Discretionary fund management model portfolios on platform are a hot topic – and rightly so. They are a powerful source of growth for platform assets and a sleek route for DFMs to access the wider retail market.
It is still early days for model portfolios on platform. The first was launched less than a decade ago and platforms (in particular the former fund supermarkets) weren’t built to manage model portfolios, so there are hefty challenges.
Nevertheless the DFM presence in the adviser market has now reached such a scale and importance that DFMs, advisers, platforms and fund providers need to understand better what is taking place in this part of the investment market.
Our report on the topic (DFM Model Portfolios on Platform) was published on 12th April. In the report we estimate that platform AUA in model portfolios remains under 5% of total adviser platform AUA. But the variance is huge. Some platforms claim to have as much as half of their AUA in DFM model portfolios.
Flows are another matter. Over the past few weeks, I’ve spoken with a number of platform bosses about models on platform and some gush at the new money that is coming from model portfolios.
We expect most of the “new money” is off-platform DFM money being moved on platform. But money into DFM models is coming from both ends of the spectrum. Advisers tell us that growth is coming at the expense of multi-managers (typically used for smaller portfolios) and bespoke DFM (typically for portfolios of over £1m).
Models in place of multi-managers
Multi-manager funds are criticised for being expensive. Many advisers tell us they can’t recommend them to clients because the entire portfolio is reported as a single line item on the statement.
As one IFA executive we spoke to in February explained: “I can’t sell the [fund manager X’]s managed solution. Part of the 1% I charge is for providing the client with an investment solution. It is difficult to justify through one fund. I can’t justify the platform fee for a single investment.”
The person lamented that the solution would be an attractive vehicle for the client and likely more tax efficient, but the lack of look-through reporting makes it unattractive.
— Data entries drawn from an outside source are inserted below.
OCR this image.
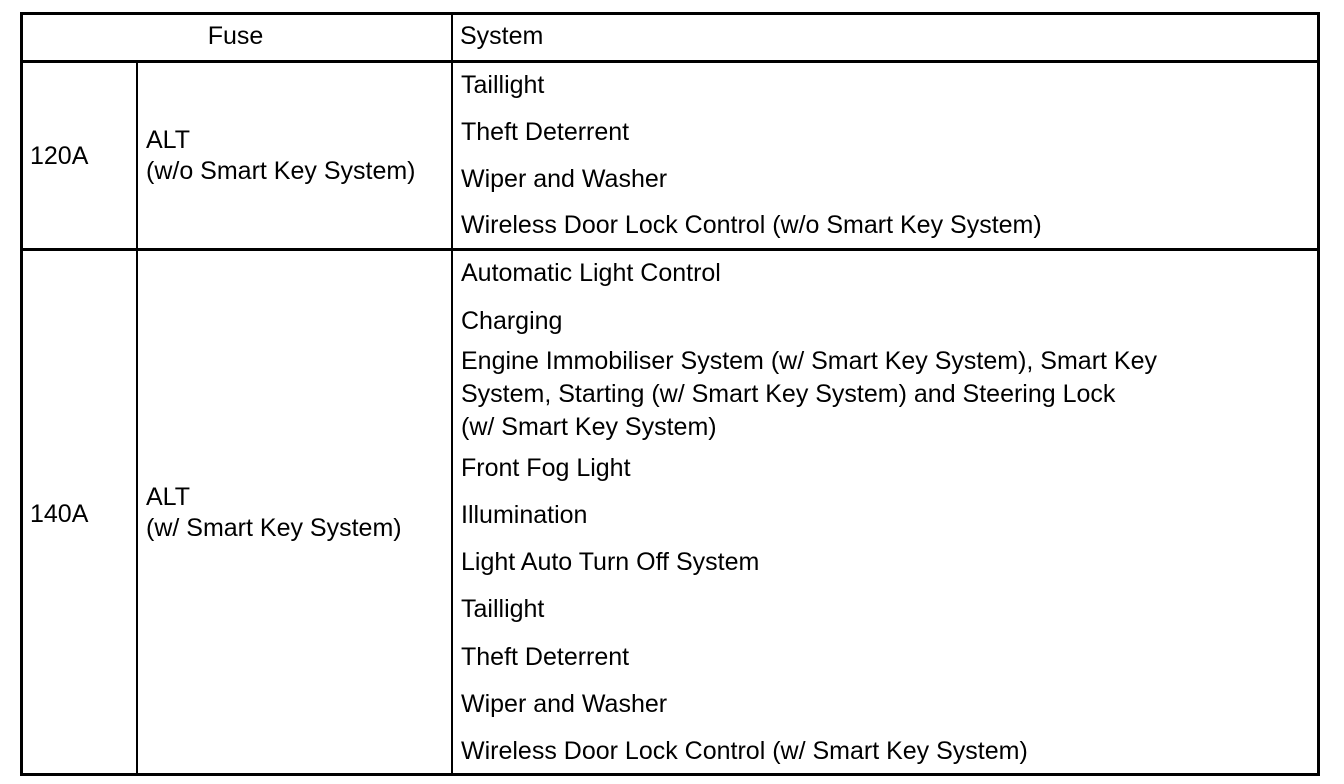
Fuse	System
120A
ALT
(w/o Smart Key System)
Taillight
Theft Deterrent
Wiper and Washer
Wireless Door Lock Control (w/o Smart Key System)
140A
ALT
(w/ Smart Key System)
Automatic Light Control
Charging
Engine Immobiliser System (w/ Smart Key System), Smart Key
System, Starting (w/ Smart Key System) and Steering Lock
(w/ Smart Key System)
Front Fog Light
Illumination
Light Auto Turn Off System
Taillight
Theft Deterrent
Wiper and Washer
Wireless Door Lock Control (w/ Smart Key System)
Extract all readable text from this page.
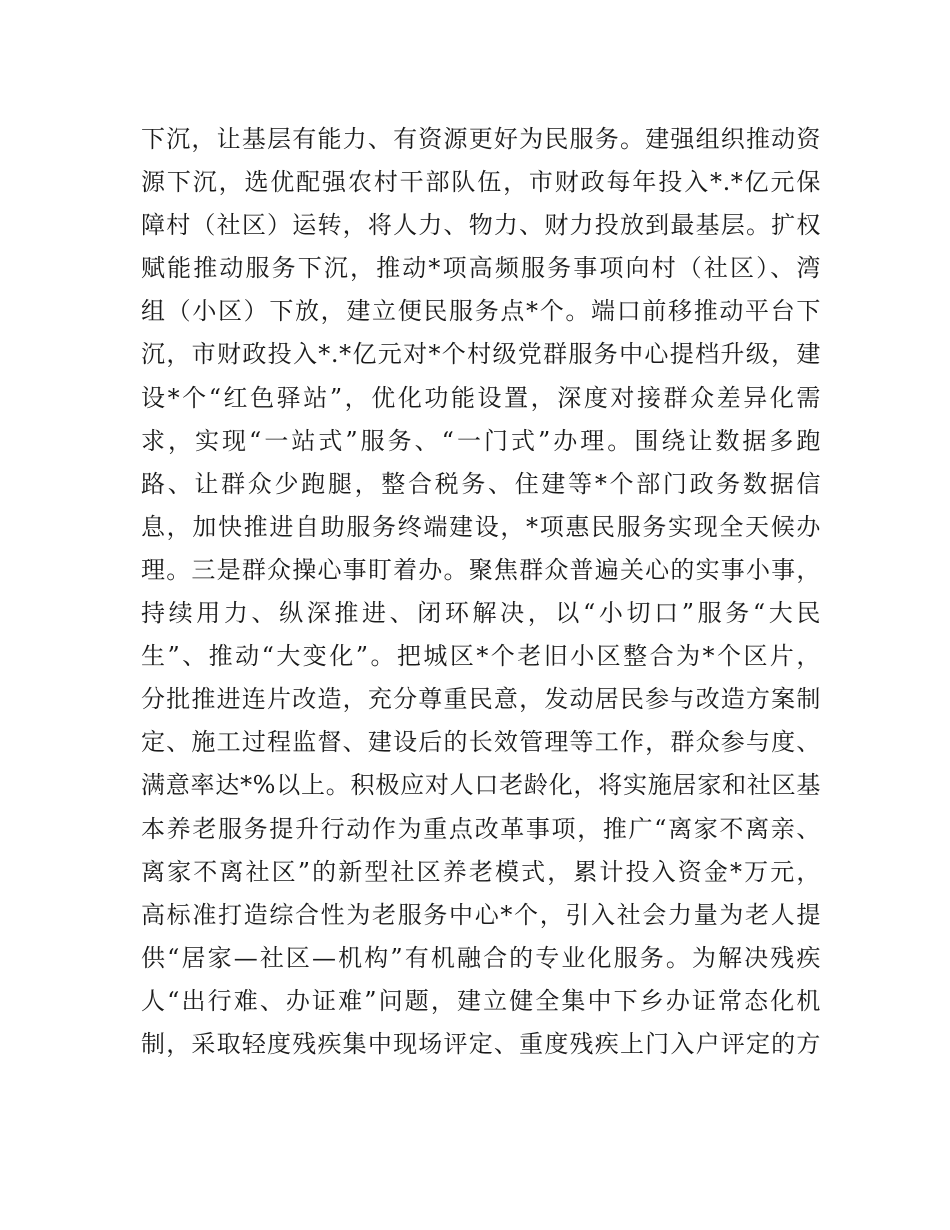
下沉，让基层有能力、有资源更好为民服务。建强组织推动资
源下沉，选优配强农村干部队伍，市财政每年投入*.*亿元保
障村（社区）运转，将人力、物力、财力投放到最基层。扩权
赋能推动服务下沉，推动*项高频服务事项向村（社区）、湾
组（小区）下放，建立便民服务点*个。端口前移推动平台下
沉，市财政投入*.*亿元对*个村级党群服务中心提档升级，建
设*个“红色驿站”，优化功能设置，深度对接群众差异化需
求，实现“一站式”服务、“一门式”办理。围绕让数据多跑
路、让群众少跑腿，整合税务、住建等*个部门政务数据信
息，加快推进自助服务终端建设，*项惠民服务实现全天候办
理。三是群众操心事盯着办。聚焦群众普遍关心的实事小事，
持续用力、纵深推进、闭环解决，以“小切口”服务“大民
生”、推动“大变化”。把城区*个老旧小区整合为*个区片，
分批推进连片改造，充分尊重民意，发动居民参与改造方案制
定、施工过程监督、建设后的长效管理等工作，群众参与度、
满意率达*%以上。积极应对人口老龄化，将实施居家和社区基
本养老服务提升行动作为重点改革事项，推广“离家不离亲、
离家不离社区”的新型社区养老模式，累计投入资金*万元，
高标准打造综合性为老服务中心*个，引入社会力量为老人提
供“居家—社区—机构”有机融合的专业化服务。为解决残疾
人“出行难、办证难”问题，建立健全集中下乡办证常态化机
制，采取轻度残疾集中现场评定、重度残疾上门入户评定的方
Models in place of bespoke DFM
At the other end of the spectrum, advisers tell us that they are using model portfolios in place of bespoke DFM. Managing client assets via the platform gives the adviser control over the client relationship and keeps the DFM at arm’s length. It also makes it easier to change DFMs if they underperform
Challenges of running models on platform
Our conversations with DFMs sometimes verge on therapy sessions. DFMs have had varied performance in this market: some disappointed while others have clearly succeeded. Yet it is not just about asset gathering. DFMs lament that platforms are not built to run models. The biggest complaints are around fund choice and rebalancing.
In some cases, limitations in platform offerings and capabilities can lead to differences between a DFMs model portfolio proposition on- and off-platform. Some DFMs are prepared to sacrifice choice, convenience and client control to gain the benefits of using platforms in the adviser market. Others view models on platform as filling the sales funnel for the bespoke or off-platform offering.
The approaches among DFMs vary widely as does their interest in the market. Some aim to work with a maximum of 2-3 platforms while others are happy to work with as many as will bring in assets.
Importance of looking under the bonnet
With a proliferation of choice, we recommend that advisers and platforms perform a thorough due diligence on these DFMs. They need to ensure their commitment for the long-term to models on platform and also their resource commitment to managing these models. It can be intensive, particularly around rebalancing.
We remain bullish for growth of model portfolio assets on platform. We expect to see increasing flows to these products and increasing resource from platforms to address the challenges they present.